Led by scientists at Oklahoma Medical Research Foundation (OMRF), the study “Mycophenolate mofetil reduces STAT3 phosphorylation in systemic lupus erythematosus patientswas published in the journal JCI Insight.

“One of the biggest challenges we face in treating lupus is that we do not have any medications that work without side effects for every single patient,” Judith James, MD, PhD, OMRF’s vice president of clinical affairs and the study’s senior leader, said in a press release.

“We need to better understand why some medications work for some patients and not others — without having to go through a trial-and-error process,” she added.

With that aim in mind, James and her team focused on SLE patient response to mycophenolate mofetil (MMF; brand name CellCept, by Genentech), an immunosuppressive medication often used in combination with other agents to prevent organ rejection after a transplant. It also prescribed to SLE patients with potentially serious complications, like involvement of the kidneys, brain, or multiple organs.

Due to its effectiveness and safe profile regarding side effects, MMF is now considered a standard treatment for lupus nephritis (kidney inflammation caused by lupus), while studies continue to determine its usefulness for other manifestations.

However, the immune pathways (cells, messenger molecules) associated with disease suppression by this treatment remain poorly understood.

To identify molecular clues that might help to explain why MMF works against lupus, researchers looked at which immune cells and blood markers changed in five SLE patients using MMF in comparison to 10 not taking it.

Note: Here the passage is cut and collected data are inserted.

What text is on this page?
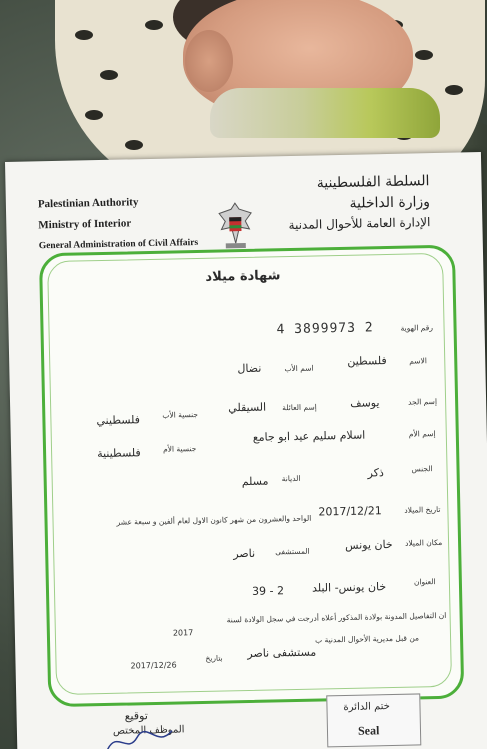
Palestinian Authority
Ministry of Interior
General Administration of Civil Affairs
السلطة الفلسطينية
وزارة الداخلية
الإدارة العامة للأحوال المدنية
شهادة ميلاد
رقم الهوية
4 3899973 2
الاسم
فلسطين
اسم الأب
نضال
إسم الجد
يوسف
إسم العائلة
السيقلي
جنسية الأب
فلسطيني
إسم الأم
اسلام سليم عيد ابو جامع
جنسية الأم
فلسطينية
الجنس
ذكر
الديانة
مسلم
تاريخ الميلاد
2017/12/21
الواحد والعشرون من شهر كانون الاول لعام ألفين و سبعة عشر
مكان الميلاد
خان يونس
المستشفى
ناصر
العنوان
خان يونس- البلد
39 - 2
ان التفاصيل المدونة بولادة المذكور أعلاه أدرجت في سجل الولادة لسنة
2017
من قبل مديرية الأحوال المدنية ب
مستشفى ناصر
بتاريخ
2017/12/26
ختم الدائرة
Seal
توقيع
الموظف المختص
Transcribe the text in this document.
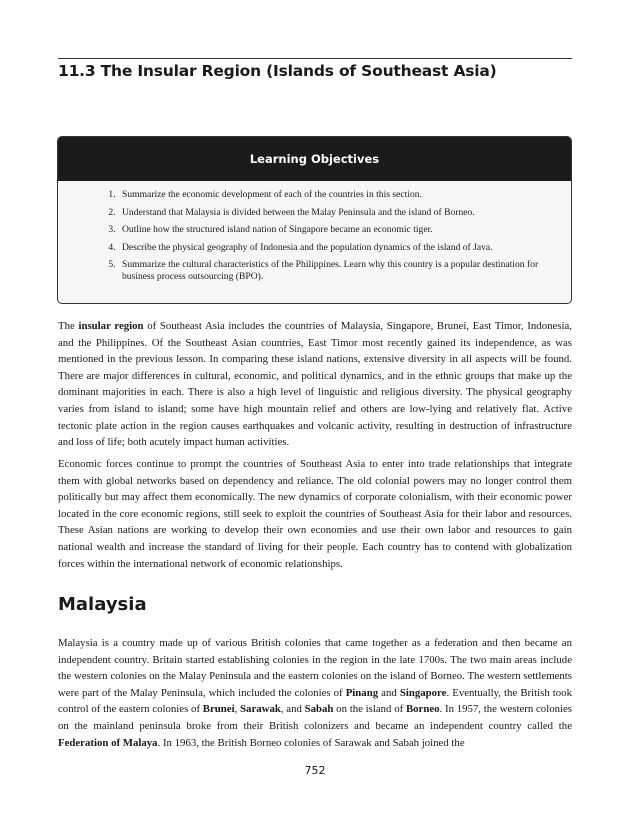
11.3 The Insular Region (Islands of Southeast Asia)
Learning Objectives
1. Summarize the economic development of each of the countries in this section.
2. Understand that Malaysia is divided between the Malay Peninsula and the island of Borneo.
3. Outline how the structured island nation of Singapore became an economic tiger.
4. Describe the physical geography of Indonesia and the population dynamics of the island of Java.
5. Summarize the cultural characteristics of the Philippines. Learn why this country is a popular destination for business process outsourcing (BPO).

The insular region of Southeast Asia includes the countries of Malaysia, Singapore, Brunei, East Timor, Indonesia, and the Philippines. Of the Southeast Asian countries, East Timor most recently gained its independence, as was mentioned in the previous lesson. In comparing these island nations, extensive diversity in all aspects will be found. There are major differences in cultural, economic, and political dynamics, and in the ethnic groups that make up the dominant majorities in each. There is also a high level of linguistic and religious diversity. The physical geography varies from island to island; some have high mountain relief and others are low-lying and relatively flat. Active tectonic plate action in the region causes earthquakes and volcanic activity, resulting in destruction of infrastructure and loss of life; both acutely impact human activities.

Economic forces continue to prompt the countries of Southeast Asia to enter into trade relationships that integrate them with global networks based on dependency and reliance. The old colonial powers may no longer control them politically but may affect them economically. The new dynamics of corporate colonialism, with their economic power located in the core economic regions, still seek to exploit the countries of Southeast Asia for their labor and resources. These Asian nations are working to develop their own economies and use their own labor and resources to gain national wealth and increase the standard of living for their people. Each country has to contend with globalization forces within the international network of economic relationships.

Malaysia

Malaysia is a country made up of various British colonies that came together as a federation and then became an independent country. Britain started establishing colonies in the region in the late 1700s. The two main areas include the western colonies on the Malay Peninsula and the eastern colonies on the island of Borneo. The western settlements were part of the Malay Peninsula, which included the colonies of Pinang and Singapore. Eventually, the British took control of the eastern colonies of Brunei, Sarawak, and Sabah on the island of Borneo. In 1957, the western colonies on the mainland peninsula broke from their British colonizers and became an independent country called the Federation of Malaya. In 1963, the British Borneo colonies of Sarawak and Sabah joined the

752
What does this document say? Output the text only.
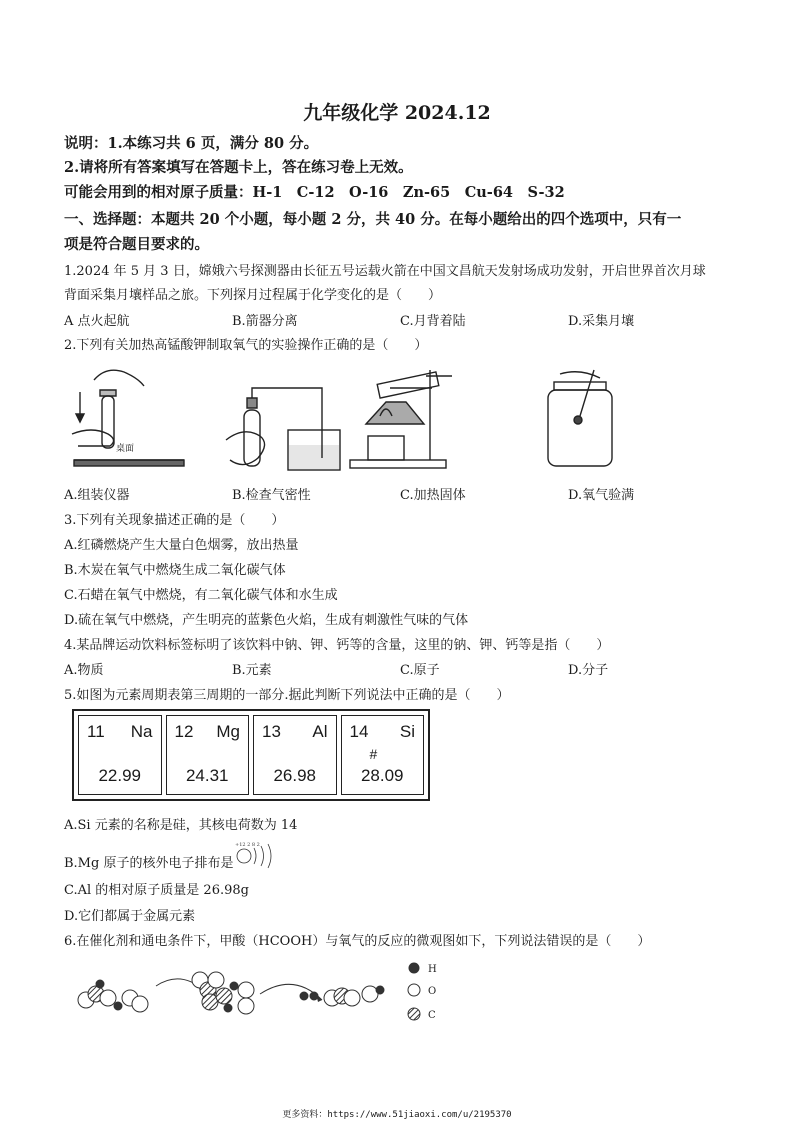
九年级化学 2024.12
说明：1.本练习共 6 页，满分 80 分。
2.请将所有答案填写在答题卡上，答在练习卷上无效。
可能会用到的相对原子质量：H-1　C-12　O-16　Zn-65　Cu-64　S-32
一、选择题：本题共 20 个小题，每小题 2 分，共 40 分。在每小题给出的四个选项中，只有一
项是符合题目要求的。
1.2024 年 5 月 3 日，嫦娥六号探测器由长征五号运载火箭在中国文昌航天发射场成功发射，开启世界首次月球
背面采集月壤样品之旅。下列探月过程属于化学变化的是（　　）
A 点火起航	B.箭器分离	C.月背着陆	D.采集月壤
2.下列有关加热高锰酸钾制取氧气的实验操作正确的是（　　）
桌面
A.组装仪器	B.检查气密性	C.加热固体	D.氧气验满
3.下列有关现象描述正确的是（　　）
A.红磷燃烧产生大量白色烟雾，放出热量
B.木炭在氧气中燃烧生成二氧化碳气体
C.石蜡在氧气中燃烧，有二氧化碳气体和水生成
D.硫在氧气中燃烧，产生明亮的蓝紫色火焰，生成有刺激性气味的气体
4.某品牌运动饮料标签标明了该饮料中钠、钾、钙等的含量，这里的钠、钾、钙等是指（　　）
A.物质	B.元素	C.原子	D.分子
5.如图为元素周期表第三周期的一部分.据此判断下列说法中正确的是（　　）
11 Na
22.99
12 Mg
24.31
13 Al
26.98
14 Si
#
28.09
A.Si 元素的名称是硅，其核电荷数为 14
B.Mg 原子的核外电子排布是
+12 2 8 2
C.Al 的相对原子质量是 26.98g
D.它们都属于金属元素
6.在催化剂和通电条件下，甲酸（HCOOH）与氧气的反应的微观图如下，下列说法错误的是（　　）
H
O
C
更多资料：https://www.51jiaoxi.com/u/2195370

They saw that MMF was preventing the activation of a factor called STAT3, as well as inducing changes in its associated immune pathways.

STAT3 is a transcription factor that when active, commands certain genes to be turned “on.” It plays a critical role in several cellular processes, including cell growth, cell movement, and cellular self-destruction (apoptosis).

In the immune system, STAT3 transmits signals for the maturation of immune cells, especially T- and B-cells, and is involved in regulating inflammation.

That is why too much STAT3 or its excessive activation are linked with different autoimmune conditions and cancer.

Researchers also saw that SLE patients on MMF had less STAT3 that was active, which was associated with lower total numbers of certain immune cells, namely some types of B-cells, plasmablasts, and T-cells, compared to patients not using MMF.

Other immune-related signaling mediators were also lower in MMF-treated patients, including the chemokines (signaling molecules that control immune function) CXCL9 and SDF-1α, and growth factors VEGF-A and PDGF-BB.

Taken together, these changes revealed significant modifications associated with STAT3 and B-cell pathways.

Experiments in blood cells cultured in the laboratory confirmed these findings. Immune cells treated in the lab with mycophenolic acid, the active form of MMF, had less active STAT3. 

“In conclusion, the inhibition of STAT3 [activation] by MMF may explain the effectiveness of this treatment in SLE patients, since increased levels of [active STAT3] are associated with disease pathology,” the researchers wrote.

“These data hold promising information for drug therapy development utilizing MMF and associated pathway inhibitors,” they added, recommending that larger studies  explore in more detail how STAT3 is inhibited by MMF.

“This is giving us new clues as to how MMF works in specific patients by seeing what the immune system does both on and off it,” said Joel Guthridge, PhD, immunologist at OMRF and a collaborator in the study.

Researchers also suggest these results could help guide doctors in treating a patient, bringing them closer to personalized treatment solutions, the release states.